The Stroke that Shattered the Shield
My brain literally exploded, causing a hemorrhagic stroke, forcing me to deal with my emotional and physical vulnerabilities. I realized to what extent I had been suppressing my pain and the significance of embracing vulnerability for healing. I was in the ER screaming, “Give me morphine!” The girl who never cried over broken bones was begging like a building in collapse.
I was not strong. I was not special. I was just flesh and meat. And then— She came. My mom. After decades of silence, she walks in the ICU door like she never logged out. No interrogation. No resentment. Just— Presence.
Shopping for Connection at Dream Mall
In Kaohsiung. For her. “OH! There’s a Studio A!” I sprint like a broken iPhone that found religion. My mom replies, “You can just fix your laptop here.” The universe provides me a solution to the one thing holding me back from leaving Taipei: A legit place to fix my Apple products.
Suddenly, life makes sense. Not because of technology, but because somebody is genuinely thinking for me. We wander. I write about chaos. She talks about logic. “Look at all these mini-hot pot brands!” “That’s not a mug.” “Single-serve blender!!” There’s no structure to our conversation, yet warmth is present.

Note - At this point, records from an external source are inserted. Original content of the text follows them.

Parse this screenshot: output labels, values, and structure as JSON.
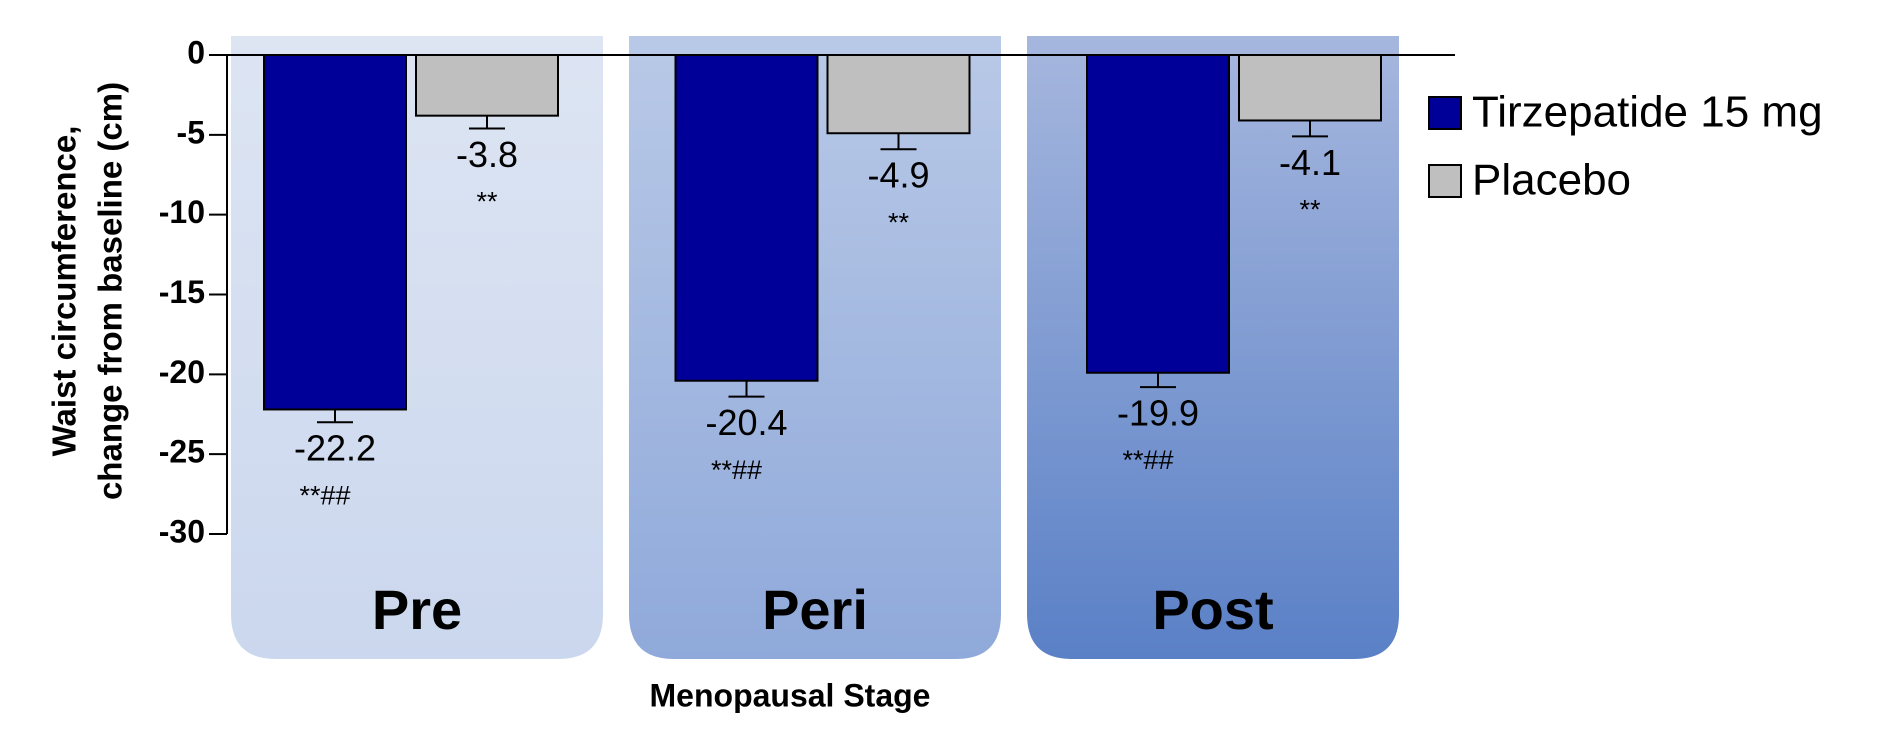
{
  "chart_data": {
    "type": "bar",
    "y_label": [
      "Waist circumference,",
      "change from baseline (cm)"
    ],
    "x_label": "Menopausal Stage",
    "categories": [
      "Pre",
      "Peri",
      "Post"
    ],
    "series": [
      {
        "name": "Tirzepatide 15 mg",
        "color": "#000099",
        "values": [
          -22.2,
          -20.4,
          -19.9
        ],
        "errors": [
          0.8,
          1.0,
          0.9
        ],
        "annotations": [
          "**##",
          "**##",
          "**##"
        ]
      },
      {
        "name": "Placebo",
        "color": "#bfbfbf",
        "values": [
          -3.8,
          -4.9,
          -4.1
        ],
        "errors": [
          0.8,
          1.0,
          1.0
        ],
        "annotations": [
          "**",
          "**",
          "**"
        ]
      }
    ],
    "ylim": [
      -30,
      0
    ],
    "yticks": [
      0,
      -5,
      -10,
      -15,
      -20,
      -25,
      -30
    ],
    "panel_colors": [
      [
        "#dde5f3",
        "#cbd7ee"
      ],
      [
        "#b9c9e7",
        "#8fa9da"
      ],
      [
        "#a6b7de",
        "#5a80c6"
      ]
    ]
  }
}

The Poetry of a $236 Chicken Combo
We descend into B1: The Food court. Everything is… healthy. Suspiciously healthy. “The only edible thing is chicken,” I point at Kyochon Chicken.
- “Do you need a bag?” – Yes.
- “The combo comes with soup?” – Yes.
- “$236 total, need a receipt?” – No.
- “Do you have NT $6 change?” – …I think so.
And suddenly— I feel like crying. Because this mundane dialogue feels like poetry. I used to think “home” was about class and aesthetics. Now I realize— Home is someone checking if you have $6 in change.
Kaohsiung: Fresh Seafood and Gentle Slaps of Reality
The seafood here is so fresh it feels like it’s rinsing my sins. The fruits are unreasonably large and offensively sweet. I bite into a papaya and realize I have been so lost. I chased “elsewhere” my entire life, while authenticity was sitting in a place I mocked.
My superiority complex was just insecurity in couture:
- “I don’t need family” = I’m afraid I’m unlovable.
- “I hate Taiwanese people” = I’m afraid of being judged.
- “I’m Canadian” = I’m running from myself.